1. What is direct giving? 

Direct giving is a form of philanthropy in which donors give directly to individuals in need, without the involvement of intermediaries like charitable organizations. This type of giving is often based on personal relationships or shared values and can be used to support a wide range of causes, from disaster relief to education to healthcare. 

In the nonprofit sector, direct giving is most often associated with crowdfunding, a practice in which small amounts of money are collected from a large number of people, typically via the internet. For instance, a cancer patient might ask their social media followers to send donations via Venmo to help cover the cost of their treatment.  

2. Why is direct giving important? 

Direct giving allows donors to directly and personally support people and causes that they hold dear. As a result, donors have more control over how their contributions are used, which can help to foster closer relationships between them and the recipients. It can also be more efficient and effective than traditional forms of charitable giving since funds don't have to pass through bureaucratic intermediaries. 

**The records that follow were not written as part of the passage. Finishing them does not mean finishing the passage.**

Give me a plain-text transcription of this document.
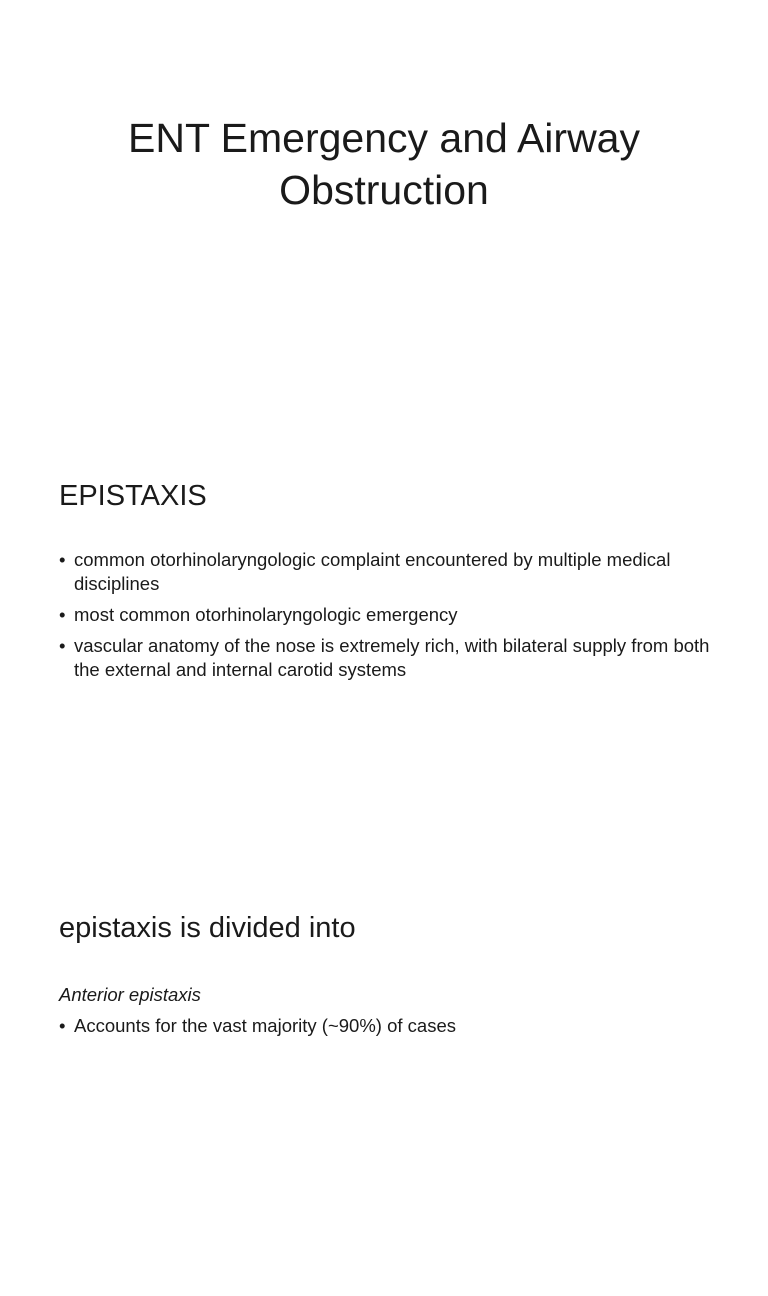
ENT Emergency and Airway
Obstruction
EPISTAXIS
• common otorhinolaryngologic complaint encountered by multiple medical disciplines
• most common otorhinolaryngologic emergency
• vascular anatomy of the nose is extremely rich, with bilateral supply from both the external and internal carotid systems
epistaxis is divided into
Anterior epistaxis
• Accounts for the vast majority (~90%) of cases
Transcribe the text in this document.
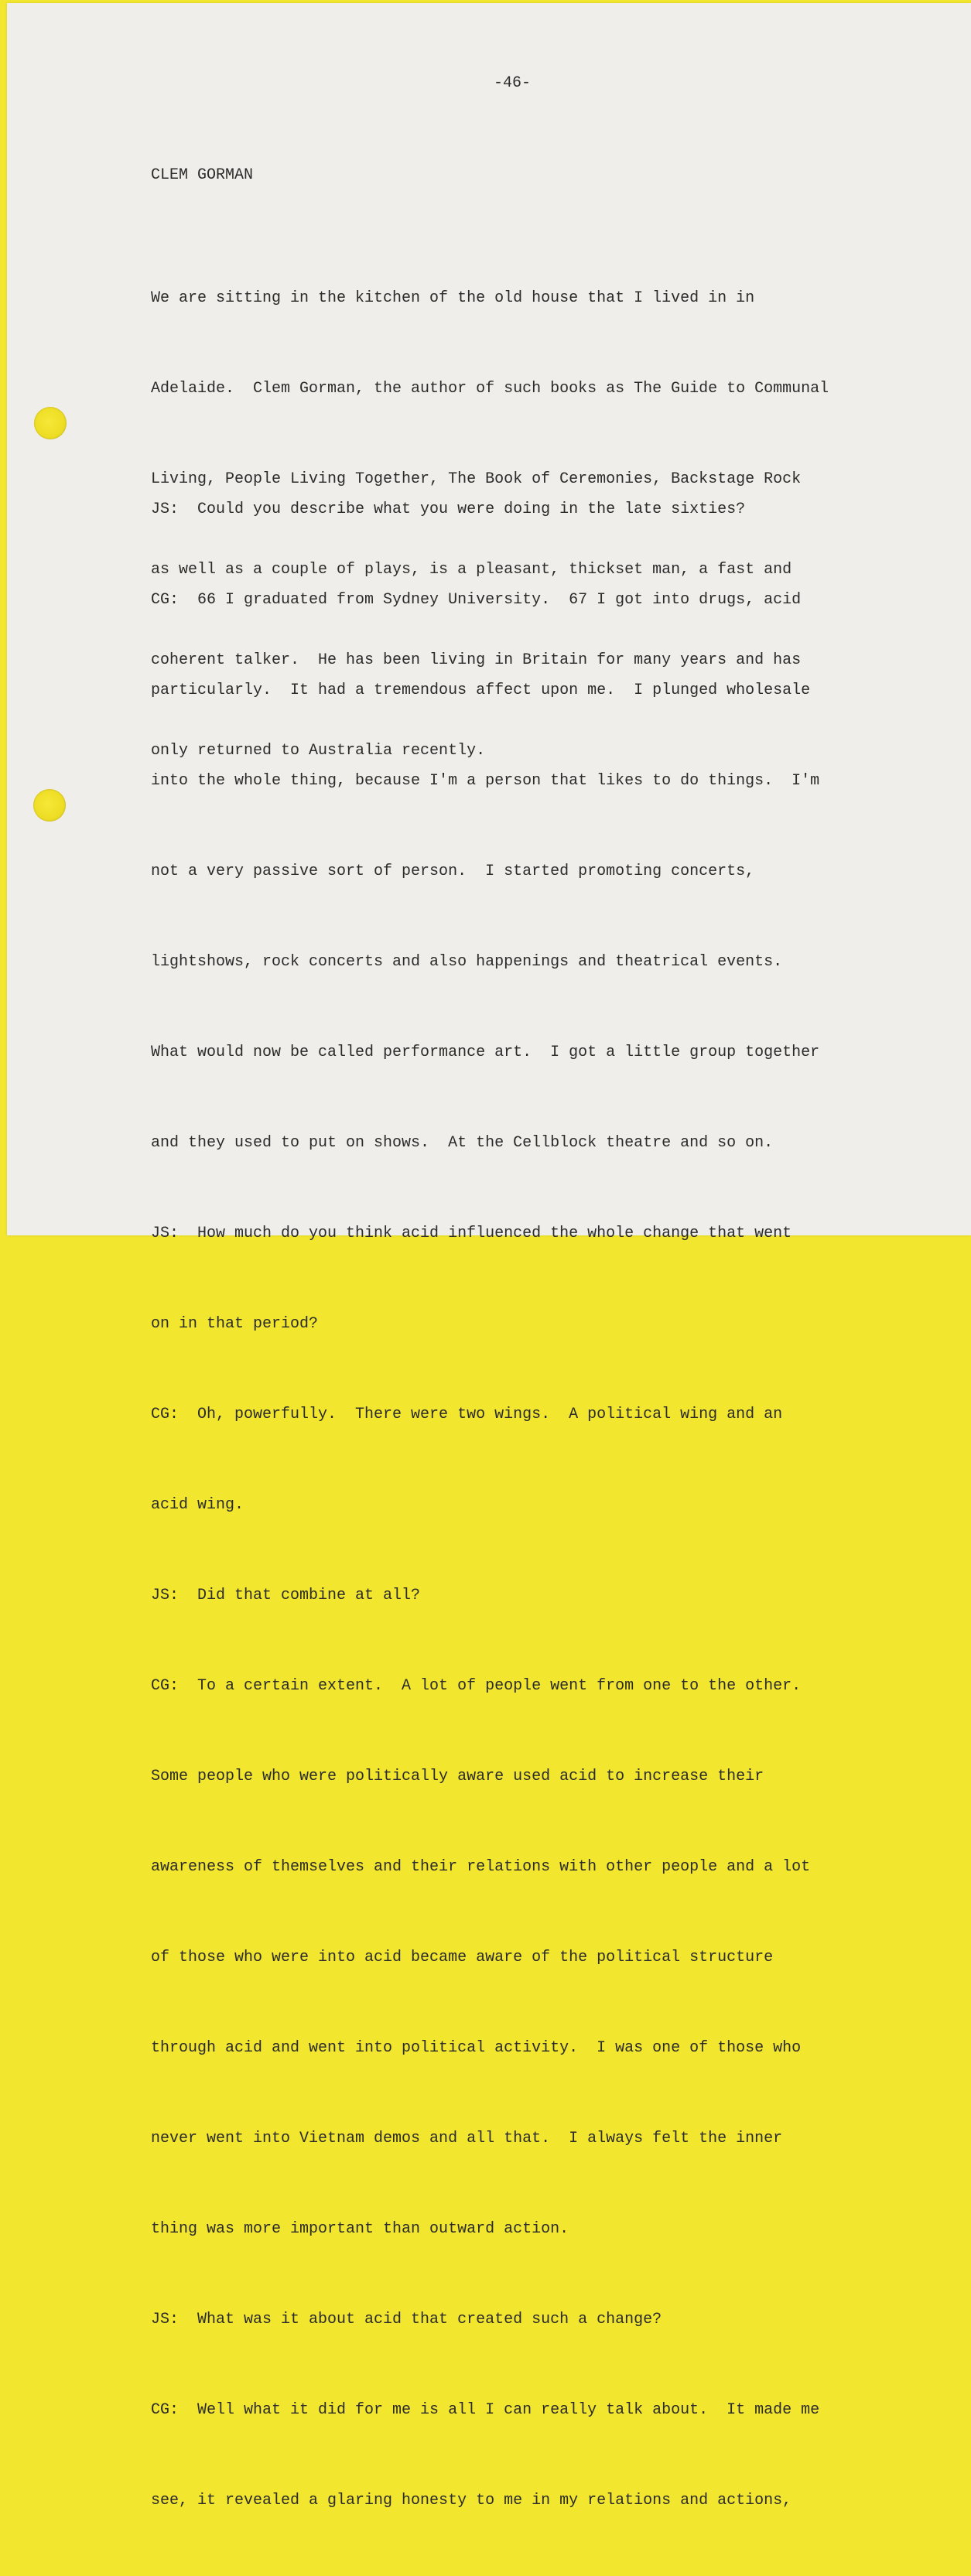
-46-
CLEM GORMAN

We are sitting in the kitchen of the old house that I lived in in

Adelaide.  Clem Gorman, the author of such books as The Guide to Communal

Living, People Living Together, The Book of Ceremonies, Backstage Rock

as well as a couple of plays, is a pleasant, thickset man, a fast and

coherent talker.  He has been living in Britain for many years and has

only returned to Australia recently.

JS:  Could you describe what you were doing in the late sixties?

CG:  66 I graduated from Sydney University.  67 I got into drugs, acid

particularly.  It had a tremendous affect upon me.  I plunged wholesale

into the whole thing, because I'm a person that likes to do things.  I'm

not a very passive sort of person.  I started promoting concerts,

lightshows, rock concerts and also happenings and theatrical events.

What would now be called performance art.  I got a little group together

and they used to put on shows.  At the Cellblock theatre and so on.

JS:  How much do you think acid influenced the whole change that went

on in that period?

CG:  Oh, powerfully.  There were two wings.  A political wing and an

acid wing.

JS:  Did that combine at all?

CG:  To a certain extent.  A lot of people went from one to the other.

Some people who were politically aware used acid to increase their

awareness of themselves and their relations with other people and a lot

of those who were into acid became aware of the political structure

through acid and went into political activity.  I was one of those who

never went into Vietnam demos and all that.  I always felt the inner

thing was more important than outward action.

JS:  What was it about acid that created such a change?

CG:  Well what it did for me is all I can really talk about.  It made me

see, it revealed a glaring honesty to me in my relations and actions,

Additionally, direct giving helps to promote accountability and transparency in the nonprofit sector, as donors can more easily monitor how their funds drive change. 

3. Why do donors choose direct giving?

It’s important to acknowledge the amount of giving taking place outside of traditional nonprofit structures. To do so, consider this recent report, which found that out of 5,153 American adults:

  • 76% of people aged 18 to 34 and 46% of those aged 50 and older agreed with the statement “I prefer to give directly to individuals in need and not via nonprofit organizations, platforms, or websites.”
  • 12% said they had participated in direct giving in the past 12 months.
  • People who did not donate at least $50 to a charity in the past year were more likely to have started a crowdfunding campaign.

The report reasons that this shift towards direct giving could be due to the fact that people feel greater empathy—and an urge to help—if they have information about a specific, identifiable individual versus if they are asked to help a broader group of people or an organization. That’s why direct giving is one of the most tangible ways to provide help and support to someone in need.

4. How can nonprofits leverage direct giving? 

As evidenced by the research above, direct giving poses a unique challenge for nonprofits. With so many people giving directly to individuals, rather than to nonprofits, how can your organization continue making a difference? 

The reality is that direct giving will never replace or outweigh the meaningful work that nonprofits do. People will continue to give to fundraising campaigns just as they do to individuals. Nevertheless, nonprofits can leverage direct giving to engage and build trust with donors interested in this approach.

Begin by creating campaigns or initiatives that highlight direct giving opportunities. For instance, you might connect with supporters using strategies like peer-to-peer campaigns in order to help your audience understand the importance of your purpose and familiarize them with your fundraising efforts.

You can also take cues from direct giving and build similar kinds of authentic, meaningful relationships with supporters by communicating the impact of their donations on your beneficiaries. For instance, you might say, “Your gift of $100 helped us send free educational resources to children like James.” Center your beneficiaries in your communications, so donors can see the change they’re creating for them. Doing so mimics the direct giving philosophy and further encourages donors to take an active role in supporting your cause.

Direct giving is beneficial for all

Overall, direct giving is a powerful tool that can help to address pressing social issues and make a meaningful difference in the lives of those in need. While it can seem like a threat to nonprofits and other charitable giving channels, direct giving should be leveraged by nonprofits in order to help more people and make the world a better place.